Early adopters of the co-op idea point to two existing, large-scale, nonprofit health-care cooperatives as models: Group Health and Health Partners, nonprofit HMOs based in Seattle and the Twin Cities, respectively. Both co-ops have solid reputations in the health-care-policy world, generally offering high-quality care at costs lower than those on the commercial market. They do this by offering both health insurance and health services each HMO has its own network of staff physicians and free-standing hospitals and clinics. This allows Group Health and Health Partners to integrate and better control costs a huge advantage that state-based health-insurance cooperatives would have almost no chance of replicating.
But apart from Group Health and Health Partners, the history of nonprofit HMOs is littered with failures.
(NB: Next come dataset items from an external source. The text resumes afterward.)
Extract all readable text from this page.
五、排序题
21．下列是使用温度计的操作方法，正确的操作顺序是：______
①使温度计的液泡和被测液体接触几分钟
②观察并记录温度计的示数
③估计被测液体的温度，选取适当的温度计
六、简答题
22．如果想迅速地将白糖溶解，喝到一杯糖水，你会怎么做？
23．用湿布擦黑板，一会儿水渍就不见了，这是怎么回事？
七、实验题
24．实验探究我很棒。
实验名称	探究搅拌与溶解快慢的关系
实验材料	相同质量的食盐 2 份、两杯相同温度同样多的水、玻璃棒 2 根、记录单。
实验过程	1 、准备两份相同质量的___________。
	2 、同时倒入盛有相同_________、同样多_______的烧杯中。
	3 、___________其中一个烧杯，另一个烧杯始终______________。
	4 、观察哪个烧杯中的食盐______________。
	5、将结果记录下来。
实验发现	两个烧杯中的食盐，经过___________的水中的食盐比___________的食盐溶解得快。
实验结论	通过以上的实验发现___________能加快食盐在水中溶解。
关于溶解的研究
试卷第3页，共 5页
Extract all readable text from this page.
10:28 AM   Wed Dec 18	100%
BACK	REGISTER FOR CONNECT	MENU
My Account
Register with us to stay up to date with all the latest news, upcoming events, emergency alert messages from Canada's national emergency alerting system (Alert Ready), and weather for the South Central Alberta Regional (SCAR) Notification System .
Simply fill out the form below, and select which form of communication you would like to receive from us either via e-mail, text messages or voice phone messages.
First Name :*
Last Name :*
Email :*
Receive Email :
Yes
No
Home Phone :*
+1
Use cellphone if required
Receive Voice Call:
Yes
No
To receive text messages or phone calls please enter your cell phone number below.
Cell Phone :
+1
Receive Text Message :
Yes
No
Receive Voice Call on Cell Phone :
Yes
In the 1990s, a similarly set-up nonprofit HMO in the Washington, D.C., area called Group Health Association was forced to sell itself to Humana, a private insurance company, after its finances deteriorated to the point of insolvency. GHA, which had about 130,000 members, was plagued by falling membership rolls, strikes by staff doctors and nurses and competition from other HMOs. Before being acquired by Humana, GHA even tried to transform itself into a for-profit HMO to stop the bleeding. A partnership between two nonprofit HMOs in New York, Group Health Inc. and Health Insurance Plan of New York, is currently seeking state approval to do the same thing turn itself into a for-profit company to raise capital.
According to Jacob Hacker, a political science professor at the University of California, Berkeley, rural health cooperatives established after the Great Depression were disbanded, in part, because they were badly managed and were opposed by the physician community, the same factors that spelled death for GHA. "The history of cooperative is that it's very hard to set these things up, and while we're trying to set them up, there's not going to be accountability and pressure [on private insurers]," says Hacker. "They would be weakest when they're most needed at the outset." In addition, cooperative health policies would not be portable, meaning if you had one and moved to another state, you would need to drop coverage and enroll elsewhere. Rates could also vary dramatically, depending on regional differences in health costs and the size and makeup of co-op pools.
Assuming state-based health co-ops could offer lower premium costs by being nonprofit and creating large risk pools, an equally crucial question is when they would be created. Even with federal seed money, setting up 50 co-op boards, signing up enough members to make each co-op viable and establishing administrative systems to set premium rates and pay claims would not happen overnight. "The principle of eliminating some of the profit motive and placing it with the motive to get value out of care is a good principle," says Karen Davis, president of the Commonwealth Fund, a nonpartisan health-policy think tank. "But there are a lot of ifs, and it's not a strategy for a nation in an economic crisis when we need a solution soon."